The chairman of the Federal Spending Oversight and Emergency Management Subcommittee for the Homeland Security and Governmental Affairs Committee, says the bill will cut spending across the board while implementing entitlement and welfare reform.
Paul, who has consistently supported tax cuts as well as spending cuts, says his bill will “bring our fiscal house in order.”
Noting that Congress passed a budget last year that failed to balance and added “hundreds of billions of dollars” to the debt, the recent spending bill is “even worse.”
Paul says Congress does not appear to have any plans to craft a budget for 2019. However, according to current Senate rules, if leadership of the budget committees does not introduce a budget, a senator can.
“No more trillion-dollar deficits,” he said. “No more adding to the $21 trillion debt that burdens our country and our children and our grandchildren. Adding to this massive debt isn’t what I signed up for, and it isn’t what people voted for.”
In February, Paul was critical of the $1.3 trillion spending bill, voting against the bill and holding a hearing to discuss wasteful government spending.

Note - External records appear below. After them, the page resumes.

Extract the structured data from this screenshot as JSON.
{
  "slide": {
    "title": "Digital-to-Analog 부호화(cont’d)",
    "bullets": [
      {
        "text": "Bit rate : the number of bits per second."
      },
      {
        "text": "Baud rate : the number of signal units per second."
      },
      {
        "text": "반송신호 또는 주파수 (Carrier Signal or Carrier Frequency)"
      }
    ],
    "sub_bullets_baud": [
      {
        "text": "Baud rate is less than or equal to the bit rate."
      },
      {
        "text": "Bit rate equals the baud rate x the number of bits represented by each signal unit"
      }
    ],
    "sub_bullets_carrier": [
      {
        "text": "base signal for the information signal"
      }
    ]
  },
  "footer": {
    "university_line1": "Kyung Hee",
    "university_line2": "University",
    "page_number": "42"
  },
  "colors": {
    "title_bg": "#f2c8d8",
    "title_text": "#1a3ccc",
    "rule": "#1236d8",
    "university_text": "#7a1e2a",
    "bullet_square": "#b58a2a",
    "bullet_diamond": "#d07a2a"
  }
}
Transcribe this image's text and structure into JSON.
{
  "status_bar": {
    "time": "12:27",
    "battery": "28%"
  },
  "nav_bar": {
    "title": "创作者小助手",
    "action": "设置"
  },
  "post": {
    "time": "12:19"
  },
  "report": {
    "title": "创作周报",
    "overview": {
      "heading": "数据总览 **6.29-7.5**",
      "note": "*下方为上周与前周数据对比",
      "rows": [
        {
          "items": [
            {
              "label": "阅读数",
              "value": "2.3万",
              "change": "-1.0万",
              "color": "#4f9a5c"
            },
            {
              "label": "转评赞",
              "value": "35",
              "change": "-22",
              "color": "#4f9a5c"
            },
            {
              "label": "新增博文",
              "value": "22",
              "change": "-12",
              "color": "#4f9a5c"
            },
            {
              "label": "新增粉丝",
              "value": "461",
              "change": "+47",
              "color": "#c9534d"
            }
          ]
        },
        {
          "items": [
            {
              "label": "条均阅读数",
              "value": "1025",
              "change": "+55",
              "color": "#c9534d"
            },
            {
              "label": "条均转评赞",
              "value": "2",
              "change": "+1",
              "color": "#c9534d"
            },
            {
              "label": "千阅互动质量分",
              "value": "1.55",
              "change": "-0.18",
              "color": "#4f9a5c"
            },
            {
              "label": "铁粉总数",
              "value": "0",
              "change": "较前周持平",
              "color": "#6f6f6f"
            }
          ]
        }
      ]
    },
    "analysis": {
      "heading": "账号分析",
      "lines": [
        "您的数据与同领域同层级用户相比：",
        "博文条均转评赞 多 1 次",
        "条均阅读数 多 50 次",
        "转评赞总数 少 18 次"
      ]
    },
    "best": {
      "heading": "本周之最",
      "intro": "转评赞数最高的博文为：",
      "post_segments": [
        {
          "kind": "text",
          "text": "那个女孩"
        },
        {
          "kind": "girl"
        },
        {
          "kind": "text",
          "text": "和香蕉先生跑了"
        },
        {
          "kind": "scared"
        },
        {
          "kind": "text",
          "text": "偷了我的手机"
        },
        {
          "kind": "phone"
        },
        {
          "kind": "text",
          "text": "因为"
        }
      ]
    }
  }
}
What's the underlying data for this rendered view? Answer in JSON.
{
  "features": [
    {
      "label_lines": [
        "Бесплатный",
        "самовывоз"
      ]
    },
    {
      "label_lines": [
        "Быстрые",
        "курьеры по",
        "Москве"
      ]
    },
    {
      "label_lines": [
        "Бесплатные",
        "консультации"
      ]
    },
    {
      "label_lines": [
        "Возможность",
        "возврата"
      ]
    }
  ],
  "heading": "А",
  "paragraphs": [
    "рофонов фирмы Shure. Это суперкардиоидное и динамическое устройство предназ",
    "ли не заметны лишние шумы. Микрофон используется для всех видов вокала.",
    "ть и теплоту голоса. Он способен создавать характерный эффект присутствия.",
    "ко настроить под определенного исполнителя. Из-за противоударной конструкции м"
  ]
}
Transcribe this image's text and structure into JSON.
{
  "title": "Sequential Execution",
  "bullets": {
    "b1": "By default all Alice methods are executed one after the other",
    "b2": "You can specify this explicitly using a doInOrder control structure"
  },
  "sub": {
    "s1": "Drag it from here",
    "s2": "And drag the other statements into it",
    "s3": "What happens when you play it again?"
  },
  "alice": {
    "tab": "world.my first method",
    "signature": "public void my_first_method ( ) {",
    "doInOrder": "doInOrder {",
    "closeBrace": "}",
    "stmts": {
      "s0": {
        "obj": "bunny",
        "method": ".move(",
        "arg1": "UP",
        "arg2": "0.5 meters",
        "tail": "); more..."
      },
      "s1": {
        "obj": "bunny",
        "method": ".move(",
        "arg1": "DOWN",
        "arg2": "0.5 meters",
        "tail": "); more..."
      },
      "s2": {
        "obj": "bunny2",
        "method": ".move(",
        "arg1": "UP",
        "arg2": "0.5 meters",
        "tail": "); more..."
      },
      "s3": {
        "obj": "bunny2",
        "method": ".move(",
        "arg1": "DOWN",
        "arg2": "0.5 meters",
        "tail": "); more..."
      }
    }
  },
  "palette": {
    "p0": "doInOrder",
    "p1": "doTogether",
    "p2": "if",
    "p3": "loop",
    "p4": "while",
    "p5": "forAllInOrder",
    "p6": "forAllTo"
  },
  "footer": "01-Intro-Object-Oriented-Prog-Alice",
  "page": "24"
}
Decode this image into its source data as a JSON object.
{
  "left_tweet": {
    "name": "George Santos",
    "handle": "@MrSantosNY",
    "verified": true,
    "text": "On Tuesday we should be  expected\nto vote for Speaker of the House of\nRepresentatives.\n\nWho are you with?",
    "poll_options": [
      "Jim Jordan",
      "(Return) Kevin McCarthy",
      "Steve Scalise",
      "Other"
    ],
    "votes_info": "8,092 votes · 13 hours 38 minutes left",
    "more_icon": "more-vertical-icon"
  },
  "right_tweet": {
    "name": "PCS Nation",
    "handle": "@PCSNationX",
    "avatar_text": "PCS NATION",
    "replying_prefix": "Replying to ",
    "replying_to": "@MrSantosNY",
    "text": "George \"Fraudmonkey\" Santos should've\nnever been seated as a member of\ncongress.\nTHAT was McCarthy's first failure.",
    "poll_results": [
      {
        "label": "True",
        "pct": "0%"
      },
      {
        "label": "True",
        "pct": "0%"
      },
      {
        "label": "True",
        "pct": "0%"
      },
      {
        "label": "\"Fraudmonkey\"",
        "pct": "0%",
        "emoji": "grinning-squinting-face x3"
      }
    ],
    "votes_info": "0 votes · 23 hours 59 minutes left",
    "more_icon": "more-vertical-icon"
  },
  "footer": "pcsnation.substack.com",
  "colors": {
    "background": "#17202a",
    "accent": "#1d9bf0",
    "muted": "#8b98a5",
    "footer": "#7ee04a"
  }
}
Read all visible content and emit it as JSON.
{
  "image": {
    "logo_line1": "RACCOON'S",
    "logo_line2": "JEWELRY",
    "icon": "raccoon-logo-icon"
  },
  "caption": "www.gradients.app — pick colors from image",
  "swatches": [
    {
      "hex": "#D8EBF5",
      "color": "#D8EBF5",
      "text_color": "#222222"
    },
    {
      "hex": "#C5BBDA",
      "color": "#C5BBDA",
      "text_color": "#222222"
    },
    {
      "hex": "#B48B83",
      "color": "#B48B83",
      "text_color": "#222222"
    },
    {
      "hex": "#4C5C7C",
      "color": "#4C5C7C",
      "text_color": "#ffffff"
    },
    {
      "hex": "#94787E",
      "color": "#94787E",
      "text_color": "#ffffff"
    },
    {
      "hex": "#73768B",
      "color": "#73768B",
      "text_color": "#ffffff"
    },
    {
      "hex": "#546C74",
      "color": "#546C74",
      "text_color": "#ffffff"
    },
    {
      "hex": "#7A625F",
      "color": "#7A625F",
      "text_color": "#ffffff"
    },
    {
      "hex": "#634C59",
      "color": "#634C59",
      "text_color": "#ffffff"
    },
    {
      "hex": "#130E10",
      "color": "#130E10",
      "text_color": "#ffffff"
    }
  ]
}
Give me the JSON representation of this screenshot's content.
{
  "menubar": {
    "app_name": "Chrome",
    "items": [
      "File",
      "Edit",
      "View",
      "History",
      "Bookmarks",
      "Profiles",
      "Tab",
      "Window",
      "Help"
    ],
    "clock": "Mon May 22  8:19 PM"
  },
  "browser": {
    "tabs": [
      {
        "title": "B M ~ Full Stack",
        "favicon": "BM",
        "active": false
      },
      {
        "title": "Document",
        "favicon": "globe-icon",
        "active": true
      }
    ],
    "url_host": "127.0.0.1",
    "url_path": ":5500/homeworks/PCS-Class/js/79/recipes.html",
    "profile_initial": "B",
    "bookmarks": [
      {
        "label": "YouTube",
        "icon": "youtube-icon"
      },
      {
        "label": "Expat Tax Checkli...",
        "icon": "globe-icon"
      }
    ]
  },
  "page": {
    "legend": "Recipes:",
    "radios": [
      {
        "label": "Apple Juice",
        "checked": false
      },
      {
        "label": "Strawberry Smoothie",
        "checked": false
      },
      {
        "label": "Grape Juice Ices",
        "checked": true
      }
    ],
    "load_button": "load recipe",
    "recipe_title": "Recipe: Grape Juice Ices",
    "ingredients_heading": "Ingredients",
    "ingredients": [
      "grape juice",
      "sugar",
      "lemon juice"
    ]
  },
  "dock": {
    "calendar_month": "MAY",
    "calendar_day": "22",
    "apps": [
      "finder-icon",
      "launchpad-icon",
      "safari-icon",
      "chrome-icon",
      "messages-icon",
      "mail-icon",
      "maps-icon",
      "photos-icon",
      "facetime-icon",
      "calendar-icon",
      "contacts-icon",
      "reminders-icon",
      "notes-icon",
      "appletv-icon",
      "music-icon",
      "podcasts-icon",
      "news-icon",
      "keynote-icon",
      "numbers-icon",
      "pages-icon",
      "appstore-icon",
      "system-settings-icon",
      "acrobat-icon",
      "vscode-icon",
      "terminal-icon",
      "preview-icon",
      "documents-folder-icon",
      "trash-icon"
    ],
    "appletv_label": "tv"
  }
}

“How can Congress do proper oversight of spending when we throw everything into one giant trillion-dollar bill?” Paul asked in February. “Congress is supposed to take a close look at 12 appropriations bills funding specific areas of government and debate and amend them.”
The Government Shutdown Prevention Act (S. 2339), a bill introduced by Paul earlier in the year, encouraged Congress to properly consider and debate any new legislation involving federal government spending.
Paul said Republicans need to keep their word to the voters by reigning in spending and shrinking the deficit.
“For me it wasn’t just campaign talk,” he concluded. “I’m going to do it, and I’m going to force a vote on the floor of the U.S. Senate, and we’ll see who actually really does believe in balancing the budget.”